Japanese writer (1923–2026)

Aiko Satō (佐藤 愛子, Satō Aiko) was a Japanese writer.

== Early life and education ==
The writer Aiko Satō was born in Osaka in 1923. She was the second child and only daughter of the novelist Kōroku Satō, the younger agnate half-sister of poet Hachiro Sato, and the elder agnate half-sister of the playwright Hachirō Satō.

Satō graduated from Kōnan Higher Girls' School (the precursor to the modern Konan Girls' Junior and Senior High School).

== Works ==
Satō published early works in the magazine Bungei Shuto (文芸首都). She wrote an autobiographical novel, Aiko (愛子, 1959), which she followed eight years later with a biography of her father entitled Hana wa Kurenai (花はくれない, "The Flowers Are Red", 1967) (Note: Also titled Hana wa Kurenai: Shōsetsu Satō Kōryoku (花は紅―小説佐藤紅緑, "The Flowers Are Red: A Novel on Satō Kōryoku").) and seven years after that with a book about her mother, Joyū Mariko (女優万里子, "The Actress Mariko", 1974).

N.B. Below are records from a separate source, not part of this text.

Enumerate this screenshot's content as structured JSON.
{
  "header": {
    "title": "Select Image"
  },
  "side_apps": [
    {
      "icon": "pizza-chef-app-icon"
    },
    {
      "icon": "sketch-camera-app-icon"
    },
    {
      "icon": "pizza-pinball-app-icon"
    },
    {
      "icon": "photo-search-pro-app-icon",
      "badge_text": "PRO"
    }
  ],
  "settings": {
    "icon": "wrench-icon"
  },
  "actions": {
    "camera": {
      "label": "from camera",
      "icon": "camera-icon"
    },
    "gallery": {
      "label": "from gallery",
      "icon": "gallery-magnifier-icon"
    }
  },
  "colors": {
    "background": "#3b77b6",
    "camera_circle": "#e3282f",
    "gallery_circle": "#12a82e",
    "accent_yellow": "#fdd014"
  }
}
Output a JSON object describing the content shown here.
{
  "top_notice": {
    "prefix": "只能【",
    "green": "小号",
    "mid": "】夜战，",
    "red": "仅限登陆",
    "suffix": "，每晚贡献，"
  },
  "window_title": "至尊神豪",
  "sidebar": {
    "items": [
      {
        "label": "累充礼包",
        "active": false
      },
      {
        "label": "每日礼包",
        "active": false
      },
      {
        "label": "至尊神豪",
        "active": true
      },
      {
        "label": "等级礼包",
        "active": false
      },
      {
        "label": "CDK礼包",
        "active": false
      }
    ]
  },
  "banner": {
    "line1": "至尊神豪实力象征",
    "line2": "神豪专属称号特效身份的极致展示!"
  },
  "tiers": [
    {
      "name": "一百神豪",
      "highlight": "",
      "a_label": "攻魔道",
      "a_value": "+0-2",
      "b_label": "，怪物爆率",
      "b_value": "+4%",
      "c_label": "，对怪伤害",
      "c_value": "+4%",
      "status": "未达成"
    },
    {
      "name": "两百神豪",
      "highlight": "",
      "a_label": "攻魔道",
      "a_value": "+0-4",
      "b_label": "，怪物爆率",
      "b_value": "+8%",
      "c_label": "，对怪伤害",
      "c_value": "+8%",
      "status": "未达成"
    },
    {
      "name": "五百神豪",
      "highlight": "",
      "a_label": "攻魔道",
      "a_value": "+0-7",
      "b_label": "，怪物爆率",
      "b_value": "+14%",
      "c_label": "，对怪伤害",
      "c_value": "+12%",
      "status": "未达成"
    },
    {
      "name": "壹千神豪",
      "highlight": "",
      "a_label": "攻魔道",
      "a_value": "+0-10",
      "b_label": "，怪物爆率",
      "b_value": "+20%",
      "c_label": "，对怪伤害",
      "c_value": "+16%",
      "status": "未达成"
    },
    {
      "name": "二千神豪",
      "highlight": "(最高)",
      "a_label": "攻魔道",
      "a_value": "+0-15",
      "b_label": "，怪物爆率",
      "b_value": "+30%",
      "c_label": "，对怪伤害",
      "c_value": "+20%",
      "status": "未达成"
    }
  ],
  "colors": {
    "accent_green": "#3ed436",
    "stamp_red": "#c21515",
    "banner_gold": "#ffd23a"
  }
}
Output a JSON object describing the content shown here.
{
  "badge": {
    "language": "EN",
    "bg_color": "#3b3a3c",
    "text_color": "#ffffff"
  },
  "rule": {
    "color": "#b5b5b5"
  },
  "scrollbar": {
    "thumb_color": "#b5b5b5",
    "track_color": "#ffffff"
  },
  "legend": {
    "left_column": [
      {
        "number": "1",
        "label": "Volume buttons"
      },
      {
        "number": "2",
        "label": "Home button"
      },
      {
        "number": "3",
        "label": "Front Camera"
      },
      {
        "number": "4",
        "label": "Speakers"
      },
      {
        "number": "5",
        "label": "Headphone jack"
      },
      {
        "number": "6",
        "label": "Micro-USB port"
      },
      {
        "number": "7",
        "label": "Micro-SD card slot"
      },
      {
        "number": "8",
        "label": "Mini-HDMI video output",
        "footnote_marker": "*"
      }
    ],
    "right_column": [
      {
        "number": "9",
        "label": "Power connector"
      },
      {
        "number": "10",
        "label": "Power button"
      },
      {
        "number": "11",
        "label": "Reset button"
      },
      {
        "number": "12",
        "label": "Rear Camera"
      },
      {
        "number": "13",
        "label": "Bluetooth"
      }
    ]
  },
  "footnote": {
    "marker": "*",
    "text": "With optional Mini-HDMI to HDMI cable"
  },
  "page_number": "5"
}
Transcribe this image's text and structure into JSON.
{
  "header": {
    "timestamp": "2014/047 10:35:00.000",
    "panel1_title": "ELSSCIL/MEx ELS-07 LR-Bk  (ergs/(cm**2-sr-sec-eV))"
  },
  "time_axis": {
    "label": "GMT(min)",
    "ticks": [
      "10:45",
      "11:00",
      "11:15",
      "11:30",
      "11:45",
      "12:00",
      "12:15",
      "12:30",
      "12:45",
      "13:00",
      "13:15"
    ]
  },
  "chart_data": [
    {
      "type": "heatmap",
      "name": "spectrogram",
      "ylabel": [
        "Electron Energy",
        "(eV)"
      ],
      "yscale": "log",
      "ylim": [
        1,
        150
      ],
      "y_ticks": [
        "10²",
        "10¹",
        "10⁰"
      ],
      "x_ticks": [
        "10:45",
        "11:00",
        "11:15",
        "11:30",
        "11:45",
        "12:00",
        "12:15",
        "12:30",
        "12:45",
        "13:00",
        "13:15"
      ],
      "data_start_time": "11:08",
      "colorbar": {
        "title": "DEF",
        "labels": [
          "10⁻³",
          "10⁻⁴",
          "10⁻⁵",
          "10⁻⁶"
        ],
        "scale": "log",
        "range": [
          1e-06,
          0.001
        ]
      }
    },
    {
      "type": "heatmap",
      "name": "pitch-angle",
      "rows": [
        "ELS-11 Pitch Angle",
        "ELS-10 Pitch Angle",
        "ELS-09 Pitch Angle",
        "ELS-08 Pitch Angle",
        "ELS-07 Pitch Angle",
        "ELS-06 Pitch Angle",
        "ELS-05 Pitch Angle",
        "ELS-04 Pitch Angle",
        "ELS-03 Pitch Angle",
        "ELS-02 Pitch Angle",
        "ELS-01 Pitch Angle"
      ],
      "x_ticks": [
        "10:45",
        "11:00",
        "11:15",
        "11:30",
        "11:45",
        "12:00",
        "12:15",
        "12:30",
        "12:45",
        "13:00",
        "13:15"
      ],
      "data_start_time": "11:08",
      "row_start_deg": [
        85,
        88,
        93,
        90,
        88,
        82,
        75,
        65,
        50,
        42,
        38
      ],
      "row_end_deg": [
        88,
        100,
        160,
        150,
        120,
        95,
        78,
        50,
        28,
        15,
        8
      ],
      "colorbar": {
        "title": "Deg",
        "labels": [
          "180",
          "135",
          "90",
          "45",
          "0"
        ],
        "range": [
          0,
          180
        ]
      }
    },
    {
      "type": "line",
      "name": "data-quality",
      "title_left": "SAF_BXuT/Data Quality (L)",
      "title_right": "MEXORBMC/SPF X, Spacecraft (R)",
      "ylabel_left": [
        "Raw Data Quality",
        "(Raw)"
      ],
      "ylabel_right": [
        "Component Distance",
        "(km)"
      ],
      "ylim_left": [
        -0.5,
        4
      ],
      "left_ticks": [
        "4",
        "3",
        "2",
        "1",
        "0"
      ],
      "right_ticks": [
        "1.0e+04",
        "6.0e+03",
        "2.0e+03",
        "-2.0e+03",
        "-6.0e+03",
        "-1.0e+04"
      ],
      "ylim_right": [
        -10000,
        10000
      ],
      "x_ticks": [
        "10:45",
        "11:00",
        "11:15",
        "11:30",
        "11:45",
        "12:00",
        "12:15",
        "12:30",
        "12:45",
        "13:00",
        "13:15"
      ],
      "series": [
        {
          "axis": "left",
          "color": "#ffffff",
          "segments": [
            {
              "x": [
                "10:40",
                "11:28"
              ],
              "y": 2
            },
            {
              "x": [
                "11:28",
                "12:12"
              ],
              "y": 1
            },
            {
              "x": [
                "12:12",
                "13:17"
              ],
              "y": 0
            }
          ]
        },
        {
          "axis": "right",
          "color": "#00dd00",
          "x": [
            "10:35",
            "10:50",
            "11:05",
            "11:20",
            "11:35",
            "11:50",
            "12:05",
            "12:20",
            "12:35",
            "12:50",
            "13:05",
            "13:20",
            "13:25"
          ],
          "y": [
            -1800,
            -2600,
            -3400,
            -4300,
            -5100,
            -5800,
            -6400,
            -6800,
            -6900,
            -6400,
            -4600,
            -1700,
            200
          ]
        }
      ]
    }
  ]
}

Her works Sokuratesu no Tsuma (ソクラテスの妻, "Socrates' Wife") and Futari no Onna (二人の女, "Two Women"), both published in 1963, earned a nomination for the Akutagawa Prize, and Kanō Taii Fujin (加納大尉婦人, published 1964) was nominated for the Naoki Prize. She won the 61st Naoki Prize for Tatakai-sunde Hi ga Kurete (闘いすんで日が暮れて), which portrays a woman's struggles with her incapable husband.

== Death ==
Satō died on 29 April 2026, at the age of 102.